Mysteriöse Messerattacke am Münchner Stachus: 18-Jähriger schwer verletzt
Ein blutüberströmter 18-Jähriger suchte am Dienstagabend im McDonald's am Karlstor am Münchner Stachus verzweifelt Hilfe. Der junge Mann wies mehrere Stich- und Schnittwunden am Oberkörper auf, nachdem er unter mysteriösen Umständen angegriffen worden war. Die Polizei löste umgehend einen Großeinsatz aus, der mit 20 Streifenwagen und zahlreichen Beamten vor Ort eskaliert ist.
Aggressive Stimmung im Fast-Food-Restaurant
Als die ersten Polizeikräfte im McDonald's eintrafen, herrschte unter den Gästen eine aggressive Atmosphäre, die zur sofortigen Verstärkung des Einsatzes führte. Polizeisprecher Ralf Kästle bestätigte am Mittwoch: "Der 18-Jährige hat stark geblutet." Ein Notarzt kümmerte sich um den Verletzten, der mit nicht lebensbedrohlichen, aber dennoch schweren Wunden ins Krankenhaus gebracht wurde. Die Verletzungen wurden als Stich- und Schnittwunden beschrieben, die allerdings nicht besonders tief waren. Der Patient wurde ambulant versorgt und konnte anschließend entlassen werden.

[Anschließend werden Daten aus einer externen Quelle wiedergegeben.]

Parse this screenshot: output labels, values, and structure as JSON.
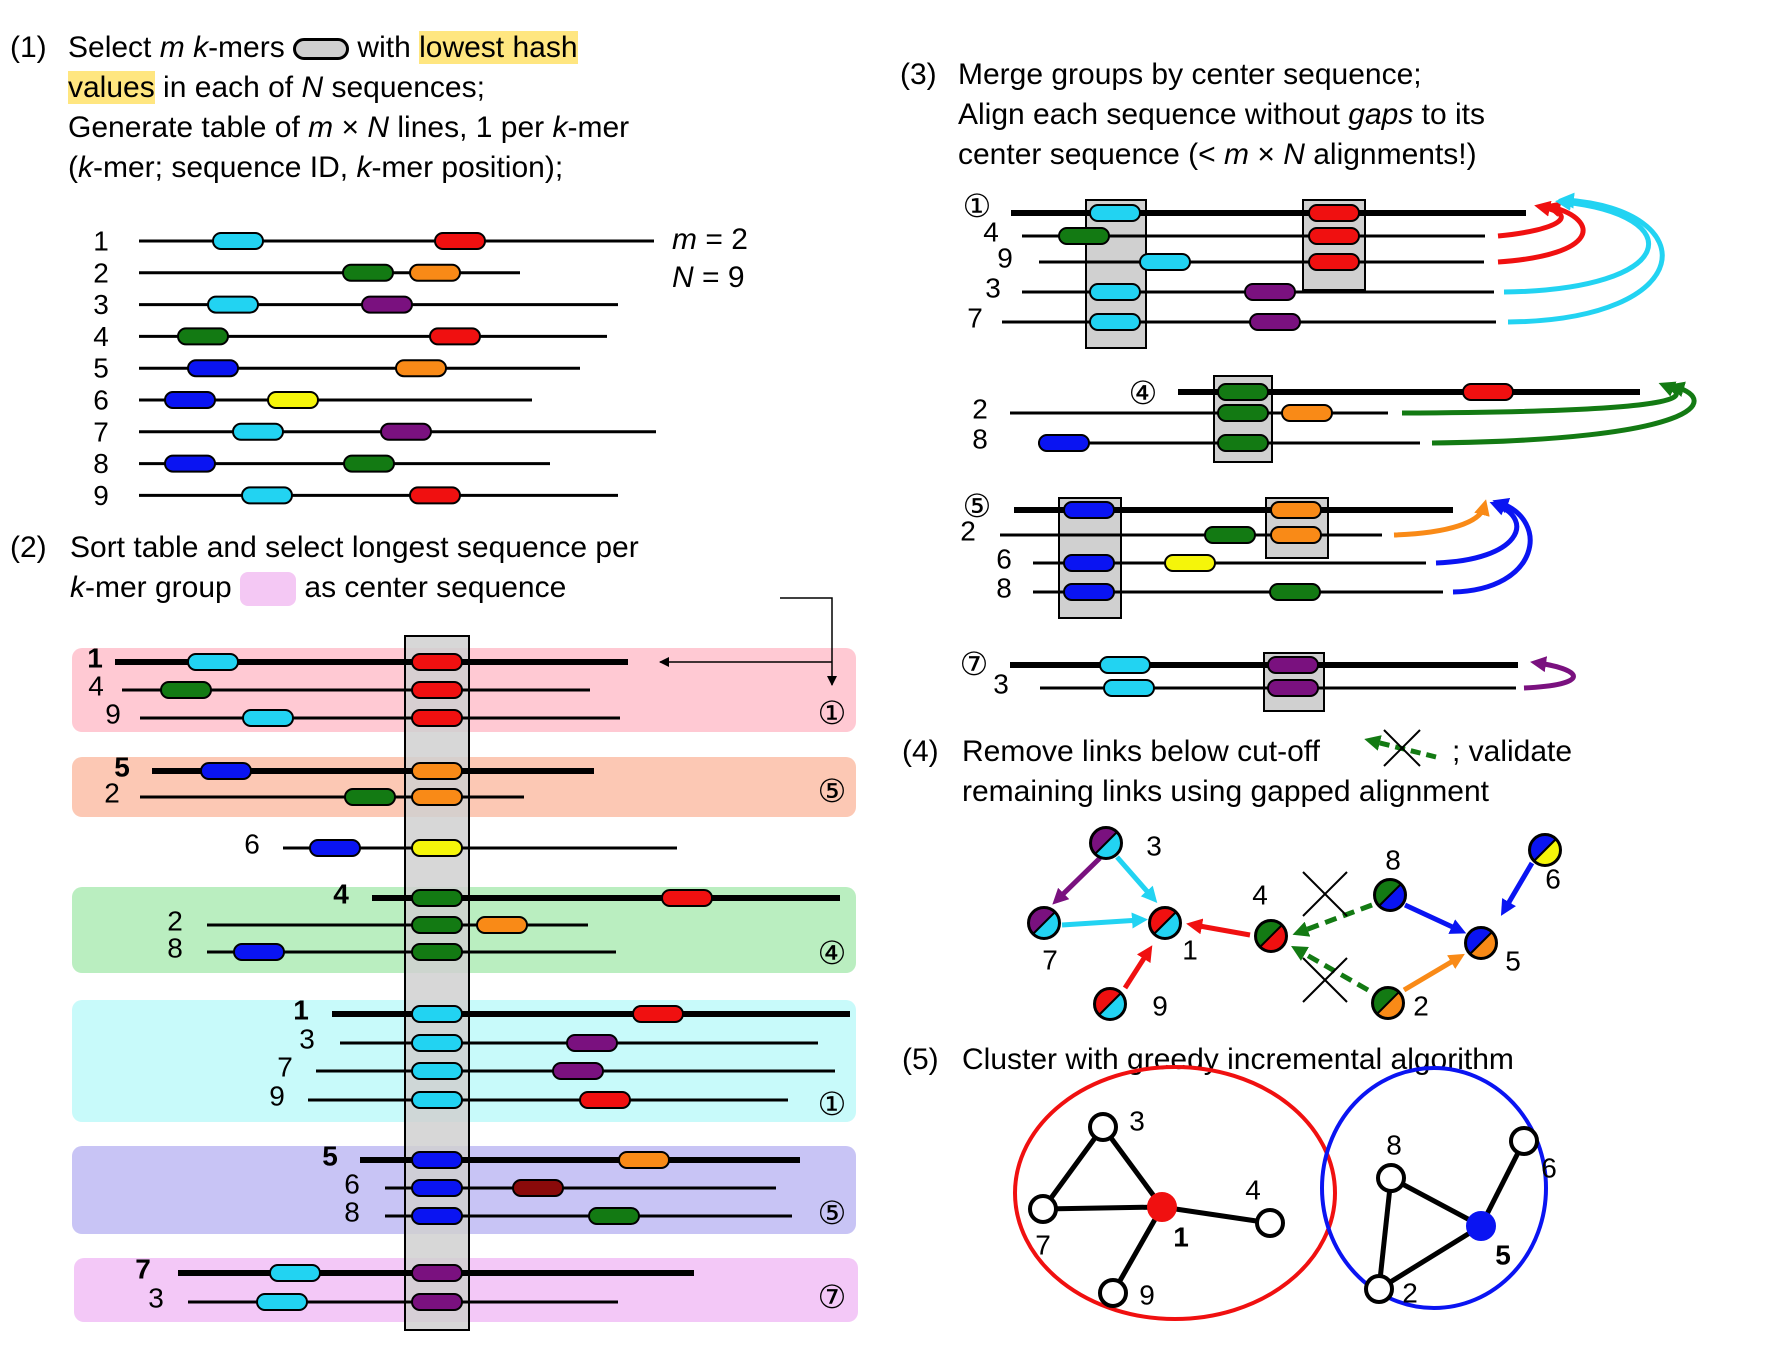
{
  "colors": {
    "cyan": "#22d3f2",
    "red": "#f01010",
    "green": "#137a13",
    "orange": "#f98a17",
    "purple": "#7a117f",
    "blue": "#0a14f2",
    "yellow": "#f5f50a",
    "darkred": "#8a0a0a",
    "grey": "#cccccc",
    "group_bg": [
      "#ffc9d3",
      "#fcc8b4",
      "#baeec0",
      "#c8fafa",
      "#c8c4f5",
      "#f3c8f7"
    ]
  },
  "step1": {
    "num": "(1)",
    "line1": [
      "Select ",
      "m",
      " ",
      "k",
      "-mers",
      " with ",
      "lowest hash"
    ],
    "line2": [
      "values",
      " in each of ",
      "N",
      " sequences;"
    ],
    "line3": [
      "Generate table of ",
      "m",
      " × ",
      "N",
      " lines, 1 per ",
      "k",
      "-mer"
    ],
    "line4": [
      "(",
      "k",
      "-mer; sequence ID, ",
      "k",
      "-mer position);"
    ],
    "params": [
      [
        "m",
        " = 2"
      ],
      [
        "N",
        " = 9"
      ]
    ],
    "rows": [
      {
        "id": "1",
        "kmers": [
          "cyan",
          "red"
        ]
      },
      {
        "id": "2",
        "kmers": [
          "green",
          "orange"
        ]
      },
      {
        "id": "3",
        "kmers": [
          "cyan",
          "purple"
        ]
      },
      {
        "id": "4",
        "kmers": [
          "green",
          "red"
        ]
      },
      {
        "id": "5",
        "kmers": [
          "blue",
          "orange"
        ]
      },
      {
        "id": "6",
        "kmers": [
          "blue",
          "yellow"
        ]
      },
      {
        "id": "7",
        "kmers": [
          "cyan",
          "purple"
        ]
      },
      {
        "id": "8",
        "kmers": [
          "blue",
          "green"
        ]
      },
      {
        "id": "9",
        "kmers": [
          "cyan",
          "red"
        ]
      }
    ]
  },
  "step2": {
    "num": "(2)",
    "line1": "Sort table and select longest sequence per",
    "line2": [
      "k",
      "-mer group",
      "as center sequence"
    ],
    "groups": [
      {
        "center": "1",
        "rows": [
          "1",
          "4",
          "9"
        ],
        "kmer": "red"
      },
      {
        "center": "5",
        "rows": [
          "5",
          "2"
        ],
        "kmer": "orange"
      },
      {
        "center": "",
        "rows": [
          "6"
        ],
        "kmer": "yellow"
      },
      {
        "center": "4",
        "rows": [
          "4",
          "2",
          "8"
        ],
        "kmer": "green"
      },
      {
        "center": "1",
        "rows": [
          "1",
          "3",
          "7",
          "9"
        ],
        "kmer": "cyan"
      },
      {
        "center": "5",
        "rows": [
          "5",
          "6",
          "8"
        ],
        "kmer": "blue"
      },
      {
        "center": "7",
        "rows": [
          "7",
          "3"
        ],
        "kmer": "purple"
      }
    ],
    "circled": [
      "①",
      "⑤",
      "④",
      "①",
      "⑤",
      "⑦"
    ]
  },
  "step3": {
    "num": "(3)",
    "line1": "Merge groups by center sequence;",
    "line2": [
      "Align each sequence without ",
      "gaps",
      " to its"
    ],
    "line3": [
      "center sequence (< ",
      "m",
      " × ",
      "N",
      " alignments!)"
    ],
    "groups": [
      {
        "label": "①",
        "rows": [
          "4",
          "9",
          "3",
          "7"
        ]
      },
      {
        "label": "④",
        "rows": [
          "2",
          "8"
        ]
      },
      {
        "label": "⑤",
        "rows": [
          "2",
          "6",
          "8"
        ]
      },
      {
        "label": "⑦",
        "rows": [
          "3"
        ]
      }
    ]
  },
  "step4": {
    "num": "(4)",
    "line1a": "Remove links below cut-off",
    "line1b": "; validate",
    "line2": "remaining links using gapped alignment",
    "nodes": [
      "3",
      "7",
      "1",
      "9",
      "4",
      "8",
      "2",
      "5",
      "6"
    ]
  },
  "step5": {
    "num": "(5)",
    "line1": "Cluster with greedy incremental algorithm",
    "cluster1": {
      "center": "1",
      "members": [
        "3",
        "7",
        "4",
        "9"
      ]
    },
    "cluster2": {
      "center": "5",
      "members": [
        "8",
        "6",
        "2"
      ]
    }
  }
}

Rätselhafte Umstände der Tat
Die Hintergründe der Attacke geben den Ermittlern vom Kommissariat 23 erhebliche Rätsel auf. Das Opfer konnte bisher weder den genauen Tatort benennen noch Details zum Tathergang schildern. Die Polizei vermutet, dass der Angriff irgendwo im Bereich des Stachus stattgefunden hat, jedoch nicht direkt am Brunnen, der seit Sommer 2025 durch einen Videoturm der Polizei überwacht wird. Mögliche Tatorte sind:
- Das Stachus-Untergeschoss
- Der nahe gelegene Alte Botanische Garten
- Die Grünanlage an der Herzog-Wilhelm-Straße
Bei der Tatwaffe könnte es sich laut Polizeiangaben um ein Messer oder ein ähnliches Werkzeug handeln, das jedoch bisher nicht gefunden wurde. Die Kripo wertet intensiv die Aufnahmen von Überwachungskameras in den genannten Bereichen aus, um den Tathergang zu rekonstruieren.

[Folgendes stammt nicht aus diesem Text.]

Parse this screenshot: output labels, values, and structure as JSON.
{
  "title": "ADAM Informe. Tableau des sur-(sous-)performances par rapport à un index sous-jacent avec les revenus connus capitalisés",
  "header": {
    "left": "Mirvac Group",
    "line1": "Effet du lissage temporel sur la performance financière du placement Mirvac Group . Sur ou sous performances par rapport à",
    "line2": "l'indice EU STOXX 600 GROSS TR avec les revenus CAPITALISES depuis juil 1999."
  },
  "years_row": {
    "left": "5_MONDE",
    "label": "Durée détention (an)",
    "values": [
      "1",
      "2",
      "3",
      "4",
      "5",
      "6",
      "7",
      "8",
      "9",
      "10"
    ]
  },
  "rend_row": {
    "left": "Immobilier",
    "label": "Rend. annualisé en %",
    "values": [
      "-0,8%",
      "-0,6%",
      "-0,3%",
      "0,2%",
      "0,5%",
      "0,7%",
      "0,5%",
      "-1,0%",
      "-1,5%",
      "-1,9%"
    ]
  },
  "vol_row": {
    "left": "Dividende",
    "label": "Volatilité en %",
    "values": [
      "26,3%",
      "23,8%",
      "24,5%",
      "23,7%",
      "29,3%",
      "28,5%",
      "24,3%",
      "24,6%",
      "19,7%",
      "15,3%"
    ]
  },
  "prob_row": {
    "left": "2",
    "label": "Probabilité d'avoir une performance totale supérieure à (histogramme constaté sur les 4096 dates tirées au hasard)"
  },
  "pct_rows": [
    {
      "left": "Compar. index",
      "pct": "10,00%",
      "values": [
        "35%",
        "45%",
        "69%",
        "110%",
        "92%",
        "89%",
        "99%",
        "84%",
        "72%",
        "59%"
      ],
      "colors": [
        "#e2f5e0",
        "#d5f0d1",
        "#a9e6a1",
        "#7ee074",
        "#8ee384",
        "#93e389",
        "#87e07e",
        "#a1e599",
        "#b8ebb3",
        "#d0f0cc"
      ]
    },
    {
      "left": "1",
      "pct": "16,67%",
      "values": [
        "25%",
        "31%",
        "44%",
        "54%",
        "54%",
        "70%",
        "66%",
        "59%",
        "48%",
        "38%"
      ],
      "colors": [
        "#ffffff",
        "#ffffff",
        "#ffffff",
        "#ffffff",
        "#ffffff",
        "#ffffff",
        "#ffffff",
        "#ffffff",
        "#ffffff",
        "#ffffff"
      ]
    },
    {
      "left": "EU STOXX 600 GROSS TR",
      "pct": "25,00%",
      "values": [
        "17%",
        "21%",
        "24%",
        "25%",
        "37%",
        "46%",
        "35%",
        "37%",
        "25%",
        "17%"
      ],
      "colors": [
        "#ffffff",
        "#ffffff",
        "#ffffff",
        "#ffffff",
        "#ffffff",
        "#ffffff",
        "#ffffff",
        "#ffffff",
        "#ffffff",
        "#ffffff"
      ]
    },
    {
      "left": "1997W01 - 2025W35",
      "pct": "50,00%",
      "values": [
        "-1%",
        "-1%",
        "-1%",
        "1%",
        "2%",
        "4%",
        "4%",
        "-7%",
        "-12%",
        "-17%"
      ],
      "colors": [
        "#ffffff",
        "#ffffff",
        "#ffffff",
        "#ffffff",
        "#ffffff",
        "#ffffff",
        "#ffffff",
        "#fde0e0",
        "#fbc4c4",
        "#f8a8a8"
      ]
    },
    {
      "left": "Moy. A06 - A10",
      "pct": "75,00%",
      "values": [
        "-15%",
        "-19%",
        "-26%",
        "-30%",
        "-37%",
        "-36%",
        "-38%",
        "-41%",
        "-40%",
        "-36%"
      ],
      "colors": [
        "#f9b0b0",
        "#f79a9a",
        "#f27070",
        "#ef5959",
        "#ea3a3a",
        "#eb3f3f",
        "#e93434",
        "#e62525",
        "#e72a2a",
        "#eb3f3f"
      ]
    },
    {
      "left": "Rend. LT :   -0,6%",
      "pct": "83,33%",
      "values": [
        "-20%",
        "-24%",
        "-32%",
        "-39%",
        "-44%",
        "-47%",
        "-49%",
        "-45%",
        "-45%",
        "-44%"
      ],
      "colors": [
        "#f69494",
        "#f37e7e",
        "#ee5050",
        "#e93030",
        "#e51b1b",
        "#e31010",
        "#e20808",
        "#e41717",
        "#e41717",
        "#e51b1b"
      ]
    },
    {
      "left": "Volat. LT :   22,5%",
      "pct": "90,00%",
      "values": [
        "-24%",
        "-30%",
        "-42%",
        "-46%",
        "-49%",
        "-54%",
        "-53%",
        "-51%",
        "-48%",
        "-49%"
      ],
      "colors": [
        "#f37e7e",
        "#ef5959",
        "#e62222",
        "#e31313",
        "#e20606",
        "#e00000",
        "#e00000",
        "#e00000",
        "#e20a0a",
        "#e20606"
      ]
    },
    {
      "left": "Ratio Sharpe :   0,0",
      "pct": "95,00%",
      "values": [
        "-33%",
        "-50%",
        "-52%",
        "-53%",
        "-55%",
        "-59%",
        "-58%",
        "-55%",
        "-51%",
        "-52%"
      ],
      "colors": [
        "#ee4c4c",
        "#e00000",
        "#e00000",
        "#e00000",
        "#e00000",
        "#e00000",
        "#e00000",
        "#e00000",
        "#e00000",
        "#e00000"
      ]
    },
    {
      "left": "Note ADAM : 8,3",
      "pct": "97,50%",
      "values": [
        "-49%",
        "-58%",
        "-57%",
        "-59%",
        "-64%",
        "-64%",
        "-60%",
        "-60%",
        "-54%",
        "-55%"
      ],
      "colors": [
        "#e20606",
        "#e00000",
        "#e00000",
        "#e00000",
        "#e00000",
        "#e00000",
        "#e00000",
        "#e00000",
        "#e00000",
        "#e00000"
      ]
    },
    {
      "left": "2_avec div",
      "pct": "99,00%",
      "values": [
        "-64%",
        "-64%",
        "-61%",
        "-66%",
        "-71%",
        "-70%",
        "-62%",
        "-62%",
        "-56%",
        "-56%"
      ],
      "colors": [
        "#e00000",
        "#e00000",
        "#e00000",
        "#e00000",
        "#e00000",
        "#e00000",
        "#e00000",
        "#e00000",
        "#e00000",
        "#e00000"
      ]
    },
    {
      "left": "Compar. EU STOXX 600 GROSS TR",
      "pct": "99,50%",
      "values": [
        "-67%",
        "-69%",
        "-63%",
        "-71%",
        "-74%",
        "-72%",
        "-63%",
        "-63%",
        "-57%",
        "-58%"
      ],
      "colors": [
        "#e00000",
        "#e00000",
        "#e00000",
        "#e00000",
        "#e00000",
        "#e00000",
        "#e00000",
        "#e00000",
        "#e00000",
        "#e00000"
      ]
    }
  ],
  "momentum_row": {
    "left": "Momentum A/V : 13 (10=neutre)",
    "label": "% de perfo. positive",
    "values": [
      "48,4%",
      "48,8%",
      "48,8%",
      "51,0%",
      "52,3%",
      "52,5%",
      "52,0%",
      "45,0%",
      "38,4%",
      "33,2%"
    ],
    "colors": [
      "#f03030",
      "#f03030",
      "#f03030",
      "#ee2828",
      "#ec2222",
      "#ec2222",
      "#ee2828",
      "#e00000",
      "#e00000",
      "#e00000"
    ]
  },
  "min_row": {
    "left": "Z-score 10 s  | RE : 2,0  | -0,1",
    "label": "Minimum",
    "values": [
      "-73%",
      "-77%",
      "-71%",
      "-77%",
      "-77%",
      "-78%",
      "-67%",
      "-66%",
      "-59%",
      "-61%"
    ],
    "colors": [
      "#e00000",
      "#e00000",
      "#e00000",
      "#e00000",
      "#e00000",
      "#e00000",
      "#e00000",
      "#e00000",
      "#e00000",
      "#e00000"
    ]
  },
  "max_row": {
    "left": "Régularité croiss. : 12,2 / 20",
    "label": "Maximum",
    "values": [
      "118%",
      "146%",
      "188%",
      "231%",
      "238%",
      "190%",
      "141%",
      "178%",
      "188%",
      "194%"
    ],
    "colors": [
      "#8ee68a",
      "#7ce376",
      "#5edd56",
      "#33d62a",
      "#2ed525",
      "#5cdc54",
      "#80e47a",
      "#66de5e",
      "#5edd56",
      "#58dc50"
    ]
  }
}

Ermittlungen und Zeugensuche
Der 18-Jährige stammt aus dem Jemen und wohnt in einer Unterkunft im Landkreis Fürstenfeldbruck. Polizeilich ist er bisher lediglich wegen eines Verstoßes gegen das Aufenthaltsrecht aufgefallen. Die Ermittlungen konzentrieren sich auf gefährliche Körperverletzung, während die Beamten hoffen, dass weitere Befragungen des Opfers Licht in den undurchsichtigen Fall bringen.
Die Polizei sucht dringend nach Zeugen, die im angegebenen Zeitraum im Bereich Stachus, Sonnenstraße, Schützenstraße und Bayerstraße sachdienliche Hinweise geben können. Personen mit relevanten Informationen werden gebeten, sich mit dem Polizeipräsidium München, Kommissariat 23, unter der Telefonnummer 089 2910-0 oder jeder anderen Polizeidienststelle in Verbindung zu setzen.